Dean accosta, mette in folle, e spegne la radio troncando le ultime note di Dust in the Wind. Il rumore molesto si fa risentire, più forte di prima, sopra il mormorio limpido del motore.

Dalle indentazioni sul paraurti al contenuto del portacenere, Dean conosce ogni millimetro della sua auto. Imitare i gargarismi di un gabinetto intasato non è qualcosa che una Chevy Impala del ’67 potrebbe fare nemmeno con le candele sporche e la marmitta ingolfata - e, non che ci sia bisogno di precisarlo, la sua bambina è in ottima salute. Però il rumore persiste, e Dean comincia a sospettare che la strega che incontrato due stati fa abbia avuto il tempo di preparargli un’ultima sorpresina prima che lui riuscisse a farla fuori.

«Ok». Con un sospiro contrariato, gira le chiavi nell’ignizione; il suono di risucchio cessa all’istante.

Dean scende dall’auto e, torcia alla mano, apre il cofano dell’Impala. Si concede due secondi di totale confusione; poi sbatte le palpebre una, due, tre volte, in rapida successione, e richiude il cofano con uno scatto violento.

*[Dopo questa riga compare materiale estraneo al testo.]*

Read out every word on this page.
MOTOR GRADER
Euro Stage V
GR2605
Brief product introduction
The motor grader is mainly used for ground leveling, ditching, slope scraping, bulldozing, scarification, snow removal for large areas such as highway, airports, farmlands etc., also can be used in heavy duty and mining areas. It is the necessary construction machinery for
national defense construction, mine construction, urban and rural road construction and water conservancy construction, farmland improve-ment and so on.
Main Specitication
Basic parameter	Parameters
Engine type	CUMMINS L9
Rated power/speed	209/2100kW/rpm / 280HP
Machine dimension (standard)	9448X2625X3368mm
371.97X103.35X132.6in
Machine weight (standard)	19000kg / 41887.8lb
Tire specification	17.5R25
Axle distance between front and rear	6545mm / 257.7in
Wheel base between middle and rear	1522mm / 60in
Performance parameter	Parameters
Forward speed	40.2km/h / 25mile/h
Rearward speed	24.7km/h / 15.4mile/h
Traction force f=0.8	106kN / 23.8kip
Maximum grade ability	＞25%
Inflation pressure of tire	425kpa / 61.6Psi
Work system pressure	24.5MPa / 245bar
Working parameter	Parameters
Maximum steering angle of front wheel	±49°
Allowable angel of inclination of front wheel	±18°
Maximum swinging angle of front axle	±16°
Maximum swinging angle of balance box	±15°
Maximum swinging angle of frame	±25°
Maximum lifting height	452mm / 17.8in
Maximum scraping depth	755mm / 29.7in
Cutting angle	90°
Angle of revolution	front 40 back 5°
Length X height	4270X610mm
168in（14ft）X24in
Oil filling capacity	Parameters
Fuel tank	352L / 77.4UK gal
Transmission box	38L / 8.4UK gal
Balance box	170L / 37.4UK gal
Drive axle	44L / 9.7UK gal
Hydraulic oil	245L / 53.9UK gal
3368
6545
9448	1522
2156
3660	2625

Gli ci vogliono tre minuti buoni per convincersi che quello che ha visto deve essere il frutto di qualche fattura ben piazzata, perché non è possibile che… che…. «Checcazzo».

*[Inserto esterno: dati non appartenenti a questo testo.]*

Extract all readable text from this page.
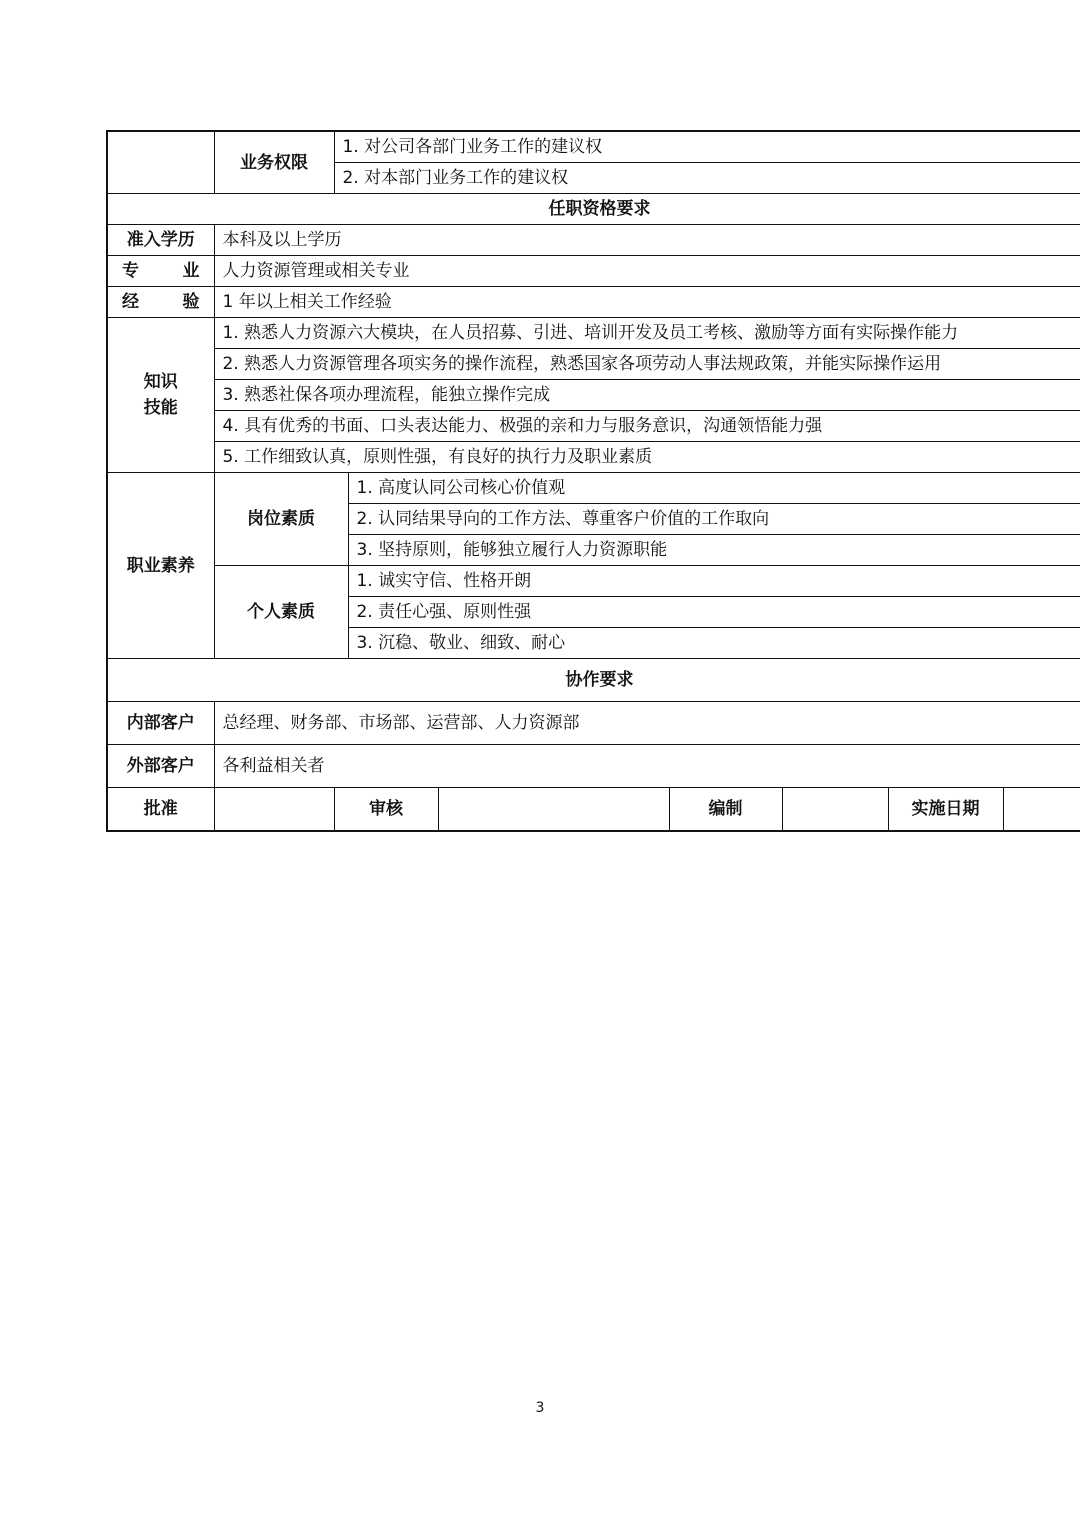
	业务权限	1. 对公司各部门业务工作的建议权						
		2. 对本部门业务工作的建议权						
任职资格要求								
准入学历	本科及以上学历							
专 业	人力资源管理或相关专业							
经 验	1 年以上相关工作经验							

知识
技能	1. 熟悉人力资源六大模块，在人员招募、引进、培训开发及员工考核、激励等方面有实际操作能力							
	2. 熟悉人力资源管理各项实务的操作流程，熟悉国家各项劳动人事法规政策，并能实际操作运用							
	3. 熟悉社保各项办理流程，能独立操作完成							
	4. 具有优秀的书面、口头表达能力、极强的亲和力与服务意识，沟通领悟能力强							
	5. 工作细致认真，原则性强，有良好的执行力及职业素质							
职业素养	岗位素质		1. 高度认同公司核心价值观					
			2. 认同结果导向的工作方法、尊重客户价值的工作取向					
			3. 坚持原则，能够独立履行人力资源职能					
	个人素质		1. 诚实守信、性格开朗					
			2. 责任心强、原则性强					
			3. 沉稳、敬业、细致、耐心					
协作要求								
内部客户	总经理、财务部、市场部、运营部、人力资源部							
外部客户	各利益相关者							
批准		审核			编制		实施日期	
3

Dean riapre il cofano, ma l’allucinazione è ancora lì dove l’ha lasciata.

L’interno del vano è completamente vuoto ad eccezione di una scatola ottagonale che ha preso il posto del motore. A prima vista sembrerebbe essere una cassaforte metallica di qualche tipo, con tanto di lucchetti e catene a tenerla chiusa. Una specie di lampadina incastonata sulla sua parete sinistra illumina di azzurro la parte superiore del cofano. La luce sfrigola al ritmo incostante con cui alcune molle e valvole dalla forma irregolare pompano del liquido dorato attraverso i tubi trasparenti che fuoriescono dal centro della scatola e spariscono da qualche parte nel buio.

Ma non è quello strano marchingegno a preoccuparlo. Il vero problema sta nella fottuta piscina che fluttua nel vuoto sotto di esso, oltre quello che Dean giura essere l’armadio di una biblioteca. E Cristo santo, c’è un pinguino in costume da bagno che gli sta facendo ‘ciao’ dall’alto di un trampolino.

Dean fa un passo indietro. «Respira, respira»; si dice, facendo scorrere le mani dalle cosce fino alla ginocchia. Aria dentro, aria fuori. Aria dentro, aria… Dean si accuccia a terra, preme la parte bassa dei palmi contro le palpebre chiuse e scuote la testa, tentando di schiarirsi le idee.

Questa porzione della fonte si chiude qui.